Ter (mais) um filho implica mais despesas e, por isso,
ter de abdicar de alguns luxos que considerávamos essenciais. Implica ter de
cumprir horários rígidos para alimentar e cuidar de alguém que depende
totalmente de nós e, por isso, não poder sair de forma livre e despreocupada
como antigamente. Na maioria dos casos implica vários meses com noites mal
dormidas, muito choro e isso pode dar cabo da paciência de qualquer um. É
frequente que um se queixe de ausência de carinho e gestos românticos e o outro
se queixe de cansaço e falta de ajuda. É natural que ambos lamentem o facto de
não haver tempo para nada. E é possível que, pelo menos nos primeiros tempos, o
desespero suplante largamente as expectativas.
Costumo dizer que a
chegada de um bebé é como um terremoto porque as mudanças são tantas e tão
intensas que são capazes de abalar a estrutura de uma relação. É evidente que à
medida que os membros do casal se sentem mais seguros no papel de pais e,
sobretudo, à medida que a criança vai adquirindo hábitos que os libertem dos
sonos entrecortados, a ligação que se cria, quer entre os pais e o bebé, quer
entre marido e mulher, torna-se cada vez mais forte e geradora de bem-estar.

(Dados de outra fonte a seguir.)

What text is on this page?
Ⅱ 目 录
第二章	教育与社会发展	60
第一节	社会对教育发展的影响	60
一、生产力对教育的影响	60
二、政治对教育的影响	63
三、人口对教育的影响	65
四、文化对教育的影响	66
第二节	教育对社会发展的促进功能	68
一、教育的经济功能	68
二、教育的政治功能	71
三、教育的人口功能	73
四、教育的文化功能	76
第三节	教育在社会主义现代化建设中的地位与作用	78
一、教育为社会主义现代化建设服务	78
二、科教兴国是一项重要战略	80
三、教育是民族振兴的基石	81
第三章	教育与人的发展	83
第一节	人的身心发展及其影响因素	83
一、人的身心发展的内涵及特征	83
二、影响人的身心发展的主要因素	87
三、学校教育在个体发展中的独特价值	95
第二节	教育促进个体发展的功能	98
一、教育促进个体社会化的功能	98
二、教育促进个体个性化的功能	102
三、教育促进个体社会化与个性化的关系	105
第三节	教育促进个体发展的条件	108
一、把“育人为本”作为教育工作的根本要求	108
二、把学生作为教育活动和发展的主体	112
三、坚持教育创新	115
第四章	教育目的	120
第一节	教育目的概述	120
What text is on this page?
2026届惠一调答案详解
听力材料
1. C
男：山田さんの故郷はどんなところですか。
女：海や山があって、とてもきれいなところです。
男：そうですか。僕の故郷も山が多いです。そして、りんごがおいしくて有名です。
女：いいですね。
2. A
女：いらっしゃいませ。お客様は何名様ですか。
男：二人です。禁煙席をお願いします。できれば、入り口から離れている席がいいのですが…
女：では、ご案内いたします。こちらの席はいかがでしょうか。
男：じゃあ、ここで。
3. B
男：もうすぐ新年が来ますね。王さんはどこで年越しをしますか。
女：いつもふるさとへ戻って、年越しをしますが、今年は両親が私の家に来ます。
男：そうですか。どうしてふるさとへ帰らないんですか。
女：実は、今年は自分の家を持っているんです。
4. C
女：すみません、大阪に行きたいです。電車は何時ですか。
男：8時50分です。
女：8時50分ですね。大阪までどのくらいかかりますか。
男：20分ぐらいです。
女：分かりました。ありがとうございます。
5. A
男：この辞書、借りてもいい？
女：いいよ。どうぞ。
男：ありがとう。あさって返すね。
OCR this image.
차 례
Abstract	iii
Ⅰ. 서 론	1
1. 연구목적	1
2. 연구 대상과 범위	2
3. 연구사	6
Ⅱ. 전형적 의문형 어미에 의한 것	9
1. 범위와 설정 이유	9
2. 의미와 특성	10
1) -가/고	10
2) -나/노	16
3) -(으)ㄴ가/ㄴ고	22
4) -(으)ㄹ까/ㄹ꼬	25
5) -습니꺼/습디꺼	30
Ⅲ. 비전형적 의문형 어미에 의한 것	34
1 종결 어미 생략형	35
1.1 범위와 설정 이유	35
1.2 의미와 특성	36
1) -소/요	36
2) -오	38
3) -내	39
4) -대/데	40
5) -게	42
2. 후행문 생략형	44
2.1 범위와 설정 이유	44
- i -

Mas é ainda mais difícil construir uma relação feliz e
duradoura quando aos problemas que já existiam se junta a turbulência dos
primeiros meses de vida de uma criança. Se havia desconexão e a sensação de
desamparo, a falta de tempo para namorar, conversar serenamente ou pura e
simplesmente divertir-se a dois acrescenta tensão e solidão.
Pelo meu gabinete passam diariamente casais cujo
afastamento começou precisamente com a chegada de um filho – porque as mudanças,
embora fossem antecipáveis, acabaram por engolir o romantismo e a ligação.
Alguns destes casais sentiam-se muito satisfeitos antes da gravidez e, ainda
assim, foram-se afastando depois do nascimento dos filhos.
Quando alguém escolhe ter um filho para salvar uma
relação com problemas está, sobretudo, a colocar sobre o relacionamento ainda
mais dificuldades, transformando o desafio de recuperar a ligação numa luta
hercúlea e desgastante.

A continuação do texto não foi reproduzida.